BasisBijbel

Jesaja 44:11-23 BasisBijbel (BB)

11. Iedereen die dat doet, zal bedrogen uitkomen en voor schut komen te staan. Want die beelden zijn maar gewoon door mensen gemaakt. Laten die mensen hier komen en hier terechtstaan. Ze zullen beven van schrik en voor schut komen te staan.

12. Een smid werkt met zijn tang in de hitte van het vuur. Zo vormt hij met zijn hamers een beeld. Hij werkt er hard aan. Hij heeft geen tijd om te eten en te drinken. Hij werkt door totdat hij te moe is om verder te gaan en helemaal uitgeput is.

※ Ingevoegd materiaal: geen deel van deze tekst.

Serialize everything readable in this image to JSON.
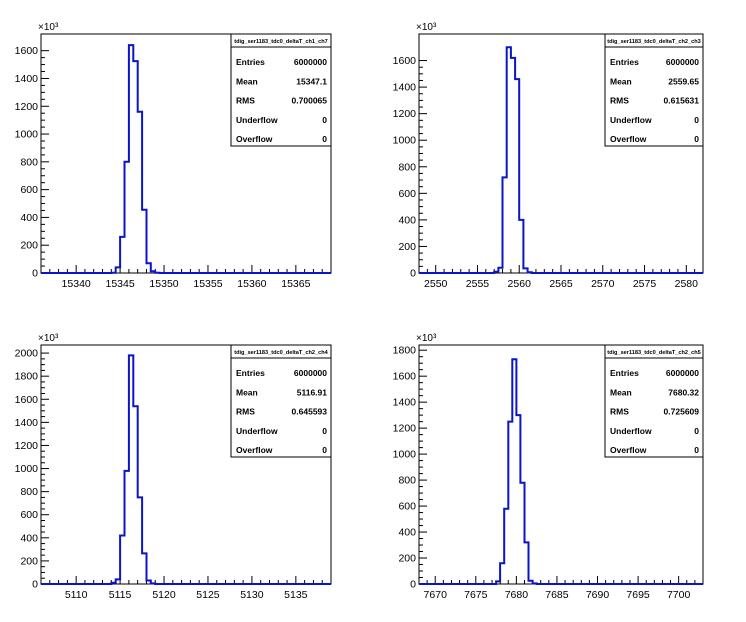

13. Een timmerman meet met zijn meetlint de vorm [ van een beeld ] af. Die tekent hij af met krijt. Hij bewerkt het beeld met een schaaf, meet met een passer de maten af. Zo maakt hij een beeld dat op een man lijkt. Het wordt een heel mooi beeld, om bij iemand in huis neer te zetten.

14. Hij had er een jonge cederboom, eikenboom of dennenboom voor omgehakt. Hij had die van tevoren uitgekozen en voor zichzelf opgekweekt tussen de bomen van het bos. De regen zorgde ervoor dat de boom groot werd.

15. Van een deel van de omgehakte boom hakt hij brandhout. Bij het vuur warmt hij zich. Ook maakt hij een vuur waarop hij zijn brood bakt. Van een ander deel van de boom maakt hij een godenbeeld, knielt ervoor neer en aanbidt het.

16. Dus van de ene helft van het hout maakt hij een vuur waarop hij het vlees braadt voor de maaltijd. Ook houdt hij zich warm bij het vuur en geniet van de warmte.

17. En van de rest van het hout maakt hij een god, een beeld. Hij knielt ervoor, aanbidt het en zegt: 'Red mij, want u bent mijn god!'

18. De mensen zijn onverstandig en begrijpen niets. Hun ogen zitten dichtgeplakt, zodat ze niets zien. Hun binnenste zit verstopt, zodat ze niets begrijpen.

19. Niemand denkt na. Niemand vraagt zich af: 'Als ik van de ene helft van het hout vuur maak waarop ik brood bak en vlees braad, hoe kan ik dan van de rest van het hout een god maken? Hoe kom ik erbij om neer te knielen voor een blok hout?'

20. Hij vertrouwt op iets wat eigenlijk maar as is. Hij houdt zichzelf voor de gek. Hij komt bedrogen uit. Hij heeft niet door dat hij in een leugen gelooft.

21. Denk hierover na, volk van Israël! Want jij bent mijn dienaar. Ik heb je gemaakt. Jij bent mijn dienaar. Ik ben je niet vergeten.

22. Ik blaas al je ongehoorzaamheid weg als mist, als een wolk. Kom weer bij Mij terug, want Ik heb je gered."

23. [ Jesaja zegt: ] Hemel, juich voor wat de Heer heeft gedaan. Diepte van de aarde, juich! Bergen, jubel het uit met je bossen en al je bomen! Want de Heer heeft het volk Israël gered en Hij toont zijn hemelse macht en majesteit in Israël.